A slim and concurrent web crawler written in Go. It fetches all the links in a single webpage and recursively follows those links until either all recursive links have been visited or the max depth has been reached.
It is written in idiomatic Go and is quite flexible, most components can be easily swapped. It supports an arbitrary number of parallel requests as well as custom filtering.
It was mainly designed to be used as a cli, but it can easily be imported and used as a lib.
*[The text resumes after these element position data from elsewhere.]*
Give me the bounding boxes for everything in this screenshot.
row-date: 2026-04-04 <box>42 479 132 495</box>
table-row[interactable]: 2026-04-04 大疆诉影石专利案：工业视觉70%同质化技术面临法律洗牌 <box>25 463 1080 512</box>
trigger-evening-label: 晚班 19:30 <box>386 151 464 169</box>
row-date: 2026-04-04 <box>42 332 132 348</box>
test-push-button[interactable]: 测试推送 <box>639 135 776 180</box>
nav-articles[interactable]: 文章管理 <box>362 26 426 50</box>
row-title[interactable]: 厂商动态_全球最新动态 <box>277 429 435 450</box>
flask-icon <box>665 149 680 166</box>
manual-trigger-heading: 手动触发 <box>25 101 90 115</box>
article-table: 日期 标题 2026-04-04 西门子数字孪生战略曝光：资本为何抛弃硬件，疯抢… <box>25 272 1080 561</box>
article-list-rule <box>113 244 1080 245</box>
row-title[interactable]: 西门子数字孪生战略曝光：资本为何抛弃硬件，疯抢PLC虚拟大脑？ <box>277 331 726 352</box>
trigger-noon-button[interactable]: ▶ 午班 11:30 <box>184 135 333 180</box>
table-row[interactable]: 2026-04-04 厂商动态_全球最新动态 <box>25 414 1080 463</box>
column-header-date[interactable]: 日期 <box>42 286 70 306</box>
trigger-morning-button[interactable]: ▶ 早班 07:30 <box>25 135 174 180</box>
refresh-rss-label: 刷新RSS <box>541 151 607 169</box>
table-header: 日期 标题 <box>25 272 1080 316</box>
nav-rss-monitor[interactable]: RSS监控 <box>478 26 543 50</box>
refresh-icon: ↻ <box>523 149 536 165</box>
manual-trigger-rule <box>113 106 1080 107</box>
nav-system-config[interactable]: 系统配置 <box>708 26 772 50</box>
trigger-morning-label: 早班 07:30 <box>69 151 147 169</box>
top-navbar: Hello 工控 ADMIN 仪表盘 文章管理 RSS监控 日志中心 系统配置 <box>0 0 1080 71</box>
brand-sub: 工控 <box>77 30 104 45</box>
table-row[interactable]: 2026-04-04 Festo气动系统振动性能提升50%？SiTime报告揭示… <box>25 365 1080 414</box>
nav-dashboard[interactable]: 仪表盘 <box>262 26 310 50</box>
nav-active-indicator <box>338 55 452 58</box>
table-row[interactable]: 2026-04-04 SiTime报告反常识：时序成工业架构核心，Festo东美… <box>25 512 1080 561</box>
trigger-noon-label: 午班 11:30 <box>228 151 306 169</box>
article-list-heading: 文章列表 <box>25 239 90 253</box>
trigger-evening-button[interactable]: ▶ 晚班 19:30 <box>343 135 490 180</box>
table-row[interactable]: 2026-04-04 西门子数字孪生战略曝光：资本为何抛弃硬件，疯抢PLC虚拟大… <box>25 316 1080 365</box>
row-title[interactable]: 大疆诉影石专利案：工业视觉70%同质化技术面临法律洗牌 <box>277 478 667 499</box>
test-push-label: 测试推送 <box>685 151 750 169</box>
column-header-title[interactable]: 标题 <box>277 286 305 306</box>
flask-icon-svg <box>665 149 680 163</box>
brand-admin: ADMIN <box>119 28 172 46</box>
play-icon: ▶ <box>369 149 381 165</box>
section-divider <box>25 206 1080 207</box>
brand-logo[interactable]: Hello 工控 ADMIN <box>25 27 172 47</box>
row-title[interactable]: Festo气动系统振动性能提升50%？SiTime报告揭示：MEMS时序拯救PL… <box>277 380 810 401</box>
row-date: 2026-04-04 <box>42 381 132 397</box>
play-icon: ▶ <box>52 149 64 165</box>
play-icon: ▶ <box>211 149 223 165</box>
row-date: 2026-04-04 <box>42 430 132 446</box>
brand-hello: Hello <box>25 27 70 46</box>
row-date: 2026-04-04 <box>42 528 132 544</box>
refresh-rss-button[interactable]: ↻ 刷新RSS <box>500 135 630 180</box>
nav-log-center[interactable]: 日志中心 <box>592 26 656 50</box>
The main components of the program are the workers and the orchestrator. The workers are responsible for making the http calls using an injected http backend and parsing the html to find the references. The orchestrator manages the workers, it filters and requests tasks(links) to be fetched and parsed by the workers and then handles the responses, either errors that can be retried; or a list of all the links and the number of times that link exists on the page. Data is shared through channels between the workers and the orchestrator.
Usage of ./crawler:
-debug=false: increase verbosity
-depth=1: set max depth
-filter-host="": only crawl host
-filter-subdomain="": only crawl subdomain
-host="https://google.com": host to crawl
-output="json": output format (raw, json)
-parallelism=10: number of concurrent requests
-retries=3: set retry attempts
-same-host=true: only crawl the same host
- The current implementation can lead to a deadlock when the task channels are full. Need to take a look at this.